The government said this week it would halt violence, no matter who is involved, and when news spread on Thursday of the killing of an opposition politician, army helicopters were scrambled to Eldoret to head off possible riots.
Witnesses said what followed -- security forces on the ground opened fire on protesters, killing at least one and wounding about 20 -- came from nowhere.
"The shooting was careless and there was no provocation," said Amos, who saw an incident in Eldoret's Kapsoya neighborhood. He complained it was ethnically motivated.
"The Kikuyus are allowed to demonstrate and kill people ... But when we in the west demonstrate they sent people to kill us straight away."
Earlier this week mobs of Kikuyu -- the tribe of President Mwai Kibaki, whose disputed December 27 re-election touched off the worst ethnic violence in Kenya's modern history -- rampaged in the Rift Valley town Naivasha.
Army helicopters were sent there too, and fired rubber bullets over a Kikuyu mob to disperse them. Kenya's army also helped quell violence in similar clashes in nearby Nakuru.
The Kikuyus, who said the attacks were a response to opposition Kalenjin attacks on their tribe in other parts of the Rift, forced some 10,000 people from the mostly western Luo, Luhya and Kalenjin tribes to flee their homes.

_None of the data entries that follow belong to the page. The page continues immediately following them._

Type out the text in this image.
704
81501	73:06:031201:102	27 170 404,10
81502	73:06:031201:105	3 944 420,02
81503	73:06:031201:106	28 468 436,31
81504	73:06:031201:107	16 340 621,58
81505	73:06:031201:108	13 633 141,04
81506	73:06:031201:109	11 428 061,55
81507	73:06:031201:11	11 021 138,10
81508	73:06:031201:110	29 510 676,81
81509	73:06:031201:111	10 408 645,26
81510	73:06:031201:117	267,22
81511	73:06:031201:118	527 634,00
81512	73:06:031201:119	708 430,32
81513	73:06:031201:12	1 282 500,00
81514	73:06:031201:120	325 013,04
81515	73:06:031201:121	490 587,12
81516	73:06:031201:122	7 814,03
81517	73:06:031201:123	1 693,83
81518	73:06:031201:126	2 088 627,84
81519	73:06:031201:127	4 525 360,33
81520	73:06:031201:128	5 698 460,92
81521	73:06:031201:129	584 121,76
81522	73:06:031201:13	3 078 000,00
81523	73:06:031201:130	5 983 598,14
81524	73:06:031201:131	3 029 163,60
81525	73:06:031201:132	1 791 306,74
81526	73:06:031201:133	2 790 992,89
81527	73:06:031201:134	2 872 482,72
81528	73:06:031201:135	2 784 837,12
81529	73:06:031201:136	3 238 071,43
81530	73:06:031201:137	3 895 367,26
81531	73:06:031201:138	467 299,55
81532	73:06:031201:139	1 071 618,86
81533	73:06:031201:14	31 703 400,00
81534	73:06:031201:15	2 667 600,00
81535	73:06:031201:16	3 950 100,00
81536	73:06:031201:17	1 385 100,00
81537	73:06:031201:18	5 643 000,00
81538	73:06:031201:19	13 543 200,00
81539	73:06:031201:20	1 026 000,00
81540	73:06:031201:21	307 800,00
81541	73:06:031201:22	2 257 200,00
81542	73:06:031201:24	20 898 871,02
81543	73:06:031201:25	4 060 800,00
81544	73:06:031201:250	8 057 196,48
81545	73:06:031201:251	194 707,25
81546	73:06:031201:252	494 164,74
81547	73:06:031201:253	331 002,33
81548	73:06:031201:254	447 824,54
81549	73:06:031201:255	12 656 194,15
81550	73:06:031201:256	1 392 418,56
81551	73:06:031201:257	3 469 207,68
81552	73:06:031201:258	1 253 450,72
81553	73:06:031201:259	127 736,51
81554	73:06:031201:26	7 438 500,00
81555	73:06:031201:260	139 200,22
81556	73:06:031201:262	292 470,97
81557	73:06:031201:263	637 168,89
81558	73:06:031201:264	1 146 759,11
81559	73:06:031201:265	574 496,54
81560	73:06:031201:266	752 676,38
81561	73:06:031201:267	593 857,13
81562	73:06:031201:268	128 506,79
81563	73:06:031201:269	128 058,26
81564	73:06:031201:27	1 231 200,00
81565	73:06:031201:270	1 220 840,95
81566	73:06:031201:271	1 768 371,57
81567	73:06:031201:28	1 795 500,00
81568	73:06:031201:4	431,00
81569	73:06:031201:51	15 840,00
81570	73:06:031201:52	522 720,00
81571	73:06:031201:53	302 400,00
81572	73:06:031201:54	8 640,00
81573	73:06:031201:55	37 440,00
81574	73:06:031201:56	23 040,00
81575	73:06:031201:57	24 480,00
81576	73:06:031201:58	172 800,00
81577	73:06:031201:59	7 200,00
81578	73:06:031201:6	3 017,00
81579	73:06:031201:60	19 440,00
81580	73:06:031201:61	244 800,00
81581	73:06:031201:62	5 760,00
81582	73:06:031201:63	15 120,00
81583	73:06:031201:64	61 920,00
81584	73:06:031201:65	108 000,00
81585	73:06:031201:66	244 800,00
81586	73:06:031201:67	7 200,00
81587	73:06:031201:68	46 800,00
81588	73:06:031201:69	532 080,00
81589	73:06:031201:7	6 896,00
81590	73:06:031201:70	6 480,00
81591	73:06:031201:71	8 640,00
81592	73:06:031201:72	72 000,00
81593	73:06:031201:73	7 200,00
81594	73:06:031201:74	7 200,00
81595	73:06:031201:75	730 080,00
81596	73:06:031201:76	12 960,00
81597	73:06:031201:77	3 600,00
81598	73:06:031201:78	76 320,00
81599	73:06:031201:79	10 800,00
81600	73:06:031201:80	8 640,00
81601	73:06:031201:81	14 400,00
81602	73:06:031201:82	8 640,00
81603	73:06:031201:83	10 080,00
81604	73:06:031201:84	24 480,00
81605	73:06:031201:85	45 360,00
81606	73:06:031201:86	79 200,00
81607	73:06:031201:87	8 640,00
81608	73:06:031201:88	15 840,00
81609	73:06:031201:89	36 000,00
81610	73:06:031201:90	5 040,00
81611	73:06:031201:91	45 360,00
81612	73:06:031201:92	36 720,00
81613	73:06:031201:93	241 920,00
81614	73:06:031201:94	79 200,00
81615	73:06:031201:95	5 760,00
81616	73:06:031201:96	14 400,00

Kikuyus were the first targeted in a wave of ethnic attacks which came minutes after Kibaki's re-election. The bulk of roughly 300,000 people forced to flee the clashes were Kikuyus or Kisiis, and many of them complained police stood by as they were attacked and their homes and possessions burned.
Both Kibaki's party and the opposition have accused each other of fuelling the situation. The opposition says Kibaki stole the election, and most observers say the vote was flawed.
BLOODY STREETS
The cycle of violence -- a combination of police shootings of opposition protesters and inter-ethnic attacks -- has killed over 850 people and unwound Kenya's reputation as a haven of stability and economic progress in a turbulent corner of Africa.

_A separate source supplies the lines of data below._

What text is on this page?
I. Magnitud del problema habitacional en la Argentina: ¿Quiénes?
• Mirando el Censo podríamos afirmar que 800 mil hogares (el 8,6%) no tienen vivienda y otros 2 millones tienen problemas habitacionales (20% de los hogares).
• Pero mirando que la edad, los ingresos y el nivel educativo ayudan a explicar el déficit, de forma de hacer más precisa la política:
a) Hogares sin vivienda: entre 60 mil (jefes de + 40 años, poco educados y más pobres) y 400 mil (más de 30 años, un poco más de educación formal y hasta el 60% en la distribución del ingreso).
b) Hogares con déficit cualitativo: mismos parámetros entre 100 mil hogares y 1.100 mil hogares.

Attempts to convince the public that the legislator's killing on Thursday was the result of a love triangle failed and hundreds took to the streets in Eldoret, which largely rejected Kibaki in the election.

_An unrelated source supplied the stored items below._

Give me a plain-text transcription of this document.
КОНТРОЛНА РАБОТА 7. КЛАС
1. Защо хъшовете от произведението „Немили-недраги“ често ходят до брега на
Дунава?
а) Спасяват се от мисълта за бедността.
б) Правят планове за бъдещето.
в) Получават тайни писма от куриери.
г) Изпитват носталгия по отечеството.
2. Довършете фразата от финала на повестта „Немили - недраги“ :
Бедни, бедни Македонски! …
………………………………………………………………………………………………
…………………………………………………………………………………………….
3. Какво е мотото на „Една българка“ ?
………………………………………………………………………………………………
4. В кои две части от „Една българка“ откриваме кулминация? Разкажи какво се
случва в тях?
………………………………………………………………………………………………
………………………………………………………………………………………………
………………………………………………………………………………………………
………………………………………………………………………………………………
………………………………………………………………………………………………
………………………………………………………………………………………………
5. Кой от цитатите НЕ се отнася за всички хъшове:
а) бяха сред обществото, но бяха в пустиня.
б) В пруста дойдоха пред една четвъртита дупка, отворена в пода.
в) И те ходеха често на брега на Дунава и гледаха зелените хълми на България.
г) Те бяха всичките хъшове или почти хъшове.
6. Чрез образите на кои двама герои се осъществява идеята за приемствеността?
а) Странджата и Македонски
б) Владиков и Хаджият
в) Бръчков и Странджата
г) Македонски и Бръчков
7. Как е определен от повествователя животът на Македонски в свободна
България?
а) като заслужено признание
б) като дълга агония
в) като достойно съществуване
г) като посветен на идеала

The hospital's emergency ward was full of patients on Friday morning, with most sharing a bed between two. Some who had been shot on Thursday were still awaiting operations.
Some residents said Kenya's army had also intervened but the police denied these reports.
"I was standing at my door. I was not demonstrating ... they were just shooting indiscriminately," said shopkeeper Bernard Malika, who was hit in the leg and was lying in his bed in the emergency ward of Eldoret's Moi Hospital.
Rights groups have accused police of excessive force and indiscriminate firing. But officials say they have only shot at criminals and looters.
Ethnic tensions and conflicts over land have long simmered in Kenya and are regularly exploited by politicians at election time. But they have never exploded on this scale.